Rastreamento DG: TOTG 75g entre 24-28 semanas. Valores normais: jejum <92, 1h <180, 2h <153 mg/dL.
O rastreamento universal para diabetes gestacional (DG) é realizado entre 24 e 28 semanas de gestação com o Teste Oral de Tolerância à Glicose (TOTG) 75g. Os valores de corte para diagnóstico de DG são: jejum ≥ 92 mg/dL, 1 hora ≥ 180 mg/dL ou 2 horas ≥ 153 mg/dL. Um resultado normal exige que todos os valores estejam abaixo desses limites.

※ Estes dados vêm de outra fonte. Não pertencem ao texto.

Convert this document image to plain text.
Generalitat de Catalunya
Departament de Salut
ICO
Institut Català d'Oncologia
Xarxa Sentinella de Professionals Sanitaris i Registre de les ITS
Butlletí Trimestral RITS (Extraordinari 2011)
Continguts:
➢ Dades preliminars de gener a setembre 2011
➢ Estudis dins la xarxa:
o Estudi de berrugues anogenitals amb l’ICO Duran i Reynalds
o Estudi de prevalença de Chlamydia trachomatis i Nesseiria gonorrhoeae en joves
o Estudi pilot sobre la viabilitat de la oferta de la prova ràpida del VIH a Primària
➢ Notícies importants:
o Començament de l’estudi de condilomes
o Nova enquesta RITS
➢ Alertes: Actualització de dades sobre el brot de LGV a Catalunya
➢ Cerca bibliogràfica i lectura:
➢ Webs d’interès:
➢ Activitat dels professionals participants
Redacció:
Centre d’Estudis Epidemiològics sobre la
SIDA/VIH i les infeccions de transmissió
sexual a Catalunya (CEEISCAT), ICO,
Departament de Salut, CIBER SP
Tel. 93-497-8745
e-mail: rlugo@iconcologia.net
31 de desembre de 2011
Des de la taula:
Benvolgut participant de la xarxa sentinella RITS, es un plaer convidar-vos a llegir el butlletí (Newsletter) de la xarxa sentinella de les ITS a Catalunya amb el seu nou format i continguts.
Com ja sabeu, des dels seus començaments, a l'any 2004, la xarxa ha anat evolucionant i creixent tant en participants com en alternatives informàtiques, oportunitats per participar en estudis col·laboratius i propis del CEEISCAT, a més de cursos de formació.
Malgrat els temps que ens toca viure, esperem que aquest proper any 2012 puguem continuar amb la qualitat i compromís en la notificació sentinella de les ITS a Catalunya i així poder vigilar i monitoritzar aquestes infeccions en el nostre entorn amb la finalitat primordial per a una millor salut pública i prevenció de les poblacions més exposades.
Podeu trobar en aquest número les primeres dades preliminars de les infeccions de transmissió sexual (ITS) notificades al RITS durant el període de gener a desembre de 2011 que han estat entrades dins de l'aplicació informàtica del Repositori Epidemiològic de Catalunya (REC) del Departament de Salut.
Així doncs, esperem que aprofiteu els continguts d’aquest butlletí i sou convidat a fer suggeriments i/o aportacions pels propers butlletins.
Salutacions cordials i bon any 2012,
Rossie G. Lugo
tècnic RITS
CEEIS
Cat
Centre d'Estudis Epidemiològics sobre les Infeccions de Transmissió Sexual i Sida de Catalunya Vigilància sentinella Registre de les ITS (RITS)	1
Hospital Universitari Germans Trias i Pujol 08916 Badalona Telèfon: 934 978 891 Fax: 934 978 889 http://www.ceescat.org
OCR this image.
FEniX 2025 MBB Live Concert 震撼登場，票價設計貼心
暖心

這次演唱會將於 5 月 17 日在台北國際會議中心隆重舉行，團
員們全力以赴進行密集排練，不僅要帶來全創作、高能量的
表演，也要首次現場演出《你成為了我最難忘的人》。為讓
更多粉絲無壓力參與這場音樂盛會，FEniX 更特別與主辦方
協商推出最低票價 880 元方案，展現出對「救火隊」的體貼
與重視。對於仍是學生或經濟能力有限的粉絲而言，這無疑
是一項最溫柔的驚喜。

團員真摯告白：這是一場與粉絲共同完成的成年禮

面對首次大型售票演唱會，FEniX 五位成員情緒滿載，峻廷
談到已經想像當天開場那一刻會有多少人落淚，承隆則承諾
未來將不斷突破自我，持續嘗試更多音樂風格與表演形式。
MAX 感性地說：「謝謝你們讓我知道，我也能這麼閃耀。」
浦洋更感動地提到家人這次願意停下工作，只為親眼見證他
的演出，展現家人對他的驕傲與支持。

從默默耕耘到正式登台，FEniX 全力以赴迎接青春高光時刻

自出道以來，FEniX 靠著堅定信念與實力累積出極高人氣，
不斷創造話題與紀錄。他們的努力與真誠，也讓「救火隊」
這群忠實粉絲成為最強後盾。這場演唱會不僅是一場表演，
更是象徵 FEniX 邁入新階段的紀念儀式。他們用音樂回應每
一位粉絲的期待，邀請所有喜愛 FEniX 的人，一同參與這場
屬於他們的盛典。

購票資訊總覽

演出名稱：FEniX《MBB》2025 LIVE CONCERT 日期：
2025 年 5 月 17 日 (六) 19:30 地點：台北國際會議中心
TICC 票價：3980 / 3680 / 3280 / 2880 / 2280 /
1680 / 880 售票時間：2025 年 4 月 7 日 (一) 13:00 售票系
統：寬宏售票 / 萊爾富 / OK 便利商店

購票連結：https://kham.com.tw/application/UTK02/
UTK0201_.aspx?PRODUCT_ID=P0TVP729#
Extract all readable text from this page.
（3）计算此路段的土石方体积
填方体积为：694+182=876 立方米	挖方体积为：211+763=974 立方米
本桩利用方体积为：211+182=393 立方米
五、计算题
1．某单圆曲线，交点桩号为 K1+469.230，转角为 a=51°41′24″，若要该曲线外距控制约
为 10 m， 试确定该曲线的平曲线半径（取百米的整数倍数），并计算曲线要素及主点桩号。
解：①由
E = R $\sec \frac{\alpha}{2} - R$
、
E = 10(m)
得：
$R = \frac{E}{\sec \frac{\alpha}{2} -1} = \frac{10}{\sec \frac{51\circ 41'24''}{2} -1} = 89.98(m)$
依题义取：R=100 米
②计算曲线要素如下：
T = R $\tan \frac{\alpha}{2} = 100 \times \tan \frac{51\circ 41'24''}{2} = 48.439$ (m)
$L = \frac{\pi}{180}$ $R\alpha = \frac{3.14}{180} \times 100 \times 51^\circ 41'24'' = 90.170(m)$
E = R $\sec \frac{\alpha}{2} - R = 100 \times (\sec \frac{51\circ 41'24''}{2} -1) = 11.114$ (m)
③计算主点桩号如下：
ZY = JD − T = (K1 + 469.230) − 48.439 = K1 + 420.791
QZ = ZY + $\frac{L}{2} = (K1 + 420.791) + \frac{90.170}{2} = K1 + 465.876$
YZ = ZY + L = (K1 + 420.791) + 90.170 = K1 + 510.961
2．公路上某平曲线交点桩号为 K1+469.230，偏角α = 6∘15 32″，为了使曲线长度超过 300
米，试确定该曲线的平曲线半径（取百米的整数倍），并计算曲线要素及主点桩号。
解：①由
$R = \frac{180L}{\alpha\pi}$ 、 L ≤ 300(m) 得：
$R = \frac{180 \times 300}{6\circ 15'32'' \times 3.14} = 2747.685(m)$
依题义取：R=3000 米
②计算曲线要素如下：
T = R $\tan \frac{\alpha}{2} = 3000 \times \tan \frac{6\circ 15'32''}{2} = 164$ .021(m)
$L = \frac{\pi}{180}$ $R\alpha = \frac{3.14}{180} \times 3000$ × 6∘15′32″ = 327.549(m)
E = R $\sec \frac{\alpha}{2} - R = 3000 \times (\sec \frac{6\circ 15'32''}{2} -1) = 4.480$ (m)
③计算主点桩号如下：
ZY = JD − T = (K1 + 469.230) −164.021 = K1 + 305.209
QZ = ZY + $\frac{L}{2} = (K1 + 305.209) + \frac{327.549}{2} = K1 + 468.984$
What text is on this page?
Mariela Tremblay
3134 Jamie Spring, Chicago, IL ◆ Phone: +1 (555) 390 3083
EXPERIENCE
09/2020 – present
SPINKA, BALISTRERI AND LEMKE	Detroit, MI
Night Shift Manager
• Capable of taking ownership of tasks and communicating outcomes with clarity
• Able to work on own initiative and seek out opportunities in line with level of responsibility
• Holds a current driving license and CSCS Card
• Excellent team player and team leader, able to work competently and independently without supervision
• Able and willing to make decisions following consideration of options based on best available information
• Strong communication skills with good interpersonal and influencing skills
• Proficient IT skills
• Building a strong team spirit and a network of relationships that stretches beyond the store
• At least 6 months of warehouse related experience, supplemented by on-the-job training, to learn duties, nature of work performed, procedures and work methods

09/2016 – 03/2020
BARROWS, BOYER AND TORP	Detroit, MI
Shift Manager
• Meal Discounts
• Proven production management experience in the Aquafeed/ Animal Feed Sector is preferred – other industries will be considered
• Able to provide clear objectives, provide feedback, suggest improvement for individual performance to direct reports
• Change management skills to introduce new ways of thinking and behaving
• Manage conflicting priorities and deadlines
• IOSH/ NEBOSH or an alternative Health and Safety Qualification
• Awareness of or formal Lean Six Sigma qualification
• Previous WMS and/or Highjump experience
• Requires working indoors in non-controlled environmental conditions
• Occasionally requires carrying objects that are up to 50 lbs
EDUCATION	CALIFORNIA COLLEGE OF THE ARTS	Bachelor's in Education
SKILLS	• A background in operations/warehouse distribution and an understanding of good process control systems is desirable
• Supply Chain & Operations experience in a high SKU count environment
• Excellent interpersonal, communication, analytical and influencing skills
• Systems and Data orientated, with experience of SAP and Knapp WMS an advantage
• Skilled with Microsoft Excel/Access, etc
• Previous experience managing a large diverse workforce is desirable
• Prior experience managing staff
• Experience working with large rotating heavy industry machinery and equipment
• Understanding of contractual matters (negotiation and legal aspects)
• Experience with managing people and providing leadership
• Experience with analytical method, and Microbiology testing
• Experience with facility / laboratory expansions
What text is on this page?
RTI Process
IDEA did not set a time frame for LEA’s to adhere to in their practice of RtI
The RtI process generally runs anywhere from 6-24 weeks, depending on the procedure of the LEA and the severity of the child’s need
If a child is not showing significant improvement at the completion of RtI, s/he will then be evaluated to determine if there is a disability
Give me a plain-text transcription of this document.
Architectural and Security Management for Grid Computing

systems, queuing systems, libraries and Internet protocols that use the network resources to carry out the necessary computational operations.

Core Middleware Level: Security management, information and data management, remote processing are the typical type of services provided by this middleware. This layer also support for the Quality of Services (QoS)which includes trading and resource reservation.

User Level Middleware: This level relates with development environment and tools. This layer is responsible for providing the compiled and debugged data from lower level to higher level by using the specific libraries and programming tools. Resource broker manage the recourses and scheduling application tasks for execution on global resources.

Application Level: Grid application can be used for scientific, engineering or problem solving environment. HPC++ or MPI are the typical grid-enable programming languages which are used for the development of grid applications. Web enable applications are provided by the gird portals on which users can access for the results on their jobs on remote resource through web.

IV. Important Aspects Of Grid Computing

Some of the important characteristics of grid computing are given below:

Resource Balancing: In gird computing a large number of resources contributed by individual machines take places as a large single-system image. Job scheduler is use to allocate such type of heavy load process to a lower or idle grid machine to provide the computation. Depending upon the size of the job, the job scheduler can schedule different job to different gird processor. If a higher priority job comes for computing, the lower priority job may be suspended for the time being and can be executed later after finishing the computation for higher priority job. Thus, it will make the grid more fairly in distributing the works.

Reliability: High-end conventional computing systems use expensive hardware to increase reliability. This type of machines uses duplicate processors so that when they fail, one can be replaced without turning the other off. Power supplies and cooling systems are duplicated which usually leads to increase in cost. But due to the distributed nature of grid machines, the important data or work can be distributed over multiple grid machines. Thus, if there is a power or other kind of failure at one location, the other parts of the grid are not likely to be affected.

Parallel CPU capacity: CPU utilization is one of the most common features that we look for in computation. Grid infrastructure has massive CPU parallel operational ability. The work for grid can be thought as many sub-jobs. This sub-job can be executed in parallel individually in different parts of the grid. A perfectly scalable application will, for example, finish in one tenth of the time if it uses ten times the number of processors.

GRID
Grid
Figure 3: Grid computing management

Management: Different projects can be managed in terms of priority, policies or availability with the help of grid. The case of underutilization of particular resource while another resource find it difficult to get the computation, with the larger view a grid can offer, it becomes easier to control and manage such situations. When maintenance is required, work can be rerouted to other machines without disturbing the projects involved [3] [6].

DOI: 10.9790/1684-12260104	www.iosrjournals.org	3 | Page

O diabetes gestacional (DG) é uma condição de intolerância à glicose que surge ou é diagnosticada pela primeira vez durante a gravidez. É uma das complicações médicas mais comuns da gestação, com prevalência variável, mas crescente, impactando significativamente a saúde materno-fetal. O diagnóstico e manejo adequados são essenciais para prevenir desfechos adversos, como macrossomia fetal, pré-eclâmpsia, parto prematuro e hipoglicemia neonatal. A fisiopatologia do DG envolve a resistência à insulina, que é fisiologicamente aumentada na gravidez devido à ação de hormônios placentários (como o lactogênio placentário). Em algumas mulheres, o pâncreas não consegue compensar essa resistência aumentando a produção de insulina, levando à hiperglicemia. O rastreamento universal é recomendado para todas as gestantes, geralmente entre 24 e 28 semanas de gestação, utilizando o Teste Oral de Tolerância à Glicose (TOTG) com 75g de glicose. Se a glicemia de jejum no primeiro trimestre já for ≥ 92 mg/dL, o diagnóstico de DG já pode ser feito, sem necessidade de TOTG. Os critérios diagnósticos para o TOTG 75g são baseados nos valores de glicemia de jejum, 1 hora e 2 horas após a ingestão da glicose. O diagnóstico de DG é estabelecido se um ou mais valores forem iguais ou superiores aos seguintes pontos de corte: jejum ≥ 92 mg/dL, 1 hora ≥ 180 mg/dL, ou 2 horas ≥ 153 mg/dL. O tratamento envolve modificações dietéticas, exercícios físicos e, se necessário, insulinoterapia. O acompanhamento rigoroso da glicemia e do bem-estar fetal é fundamental para otimizar os resultados maternos e neonatais.
O rastreamento é crucial para identificar precocemente o diabetes gestacional, permitindo o manejo adequado para prevenir complicações maternas (pré-eclâmpsia, parto prematuro) e fetais (macrossomia, hipoglicemia neonatal, icterícia, distúrbios respiratórios).
Fatores de risco incluem idade materna avançada (>35 anos), obesidade, história familiar de diabetes tipo 2, história prévia de diabetes gestacional, macrossomia fetal em gestação anterior, síndrome dos ovários policísticos e etnia de alto risco.
Se apenas um dos três valores (jejum, 1h ou 2h) do TOTG 75g estiver igual ou acima do ponto de corte, o diagnóstico de diabetes gestacional é confirmado. Nesses casos, a paciente deve iniciar o acompanhamento e tratamento específicos para DG.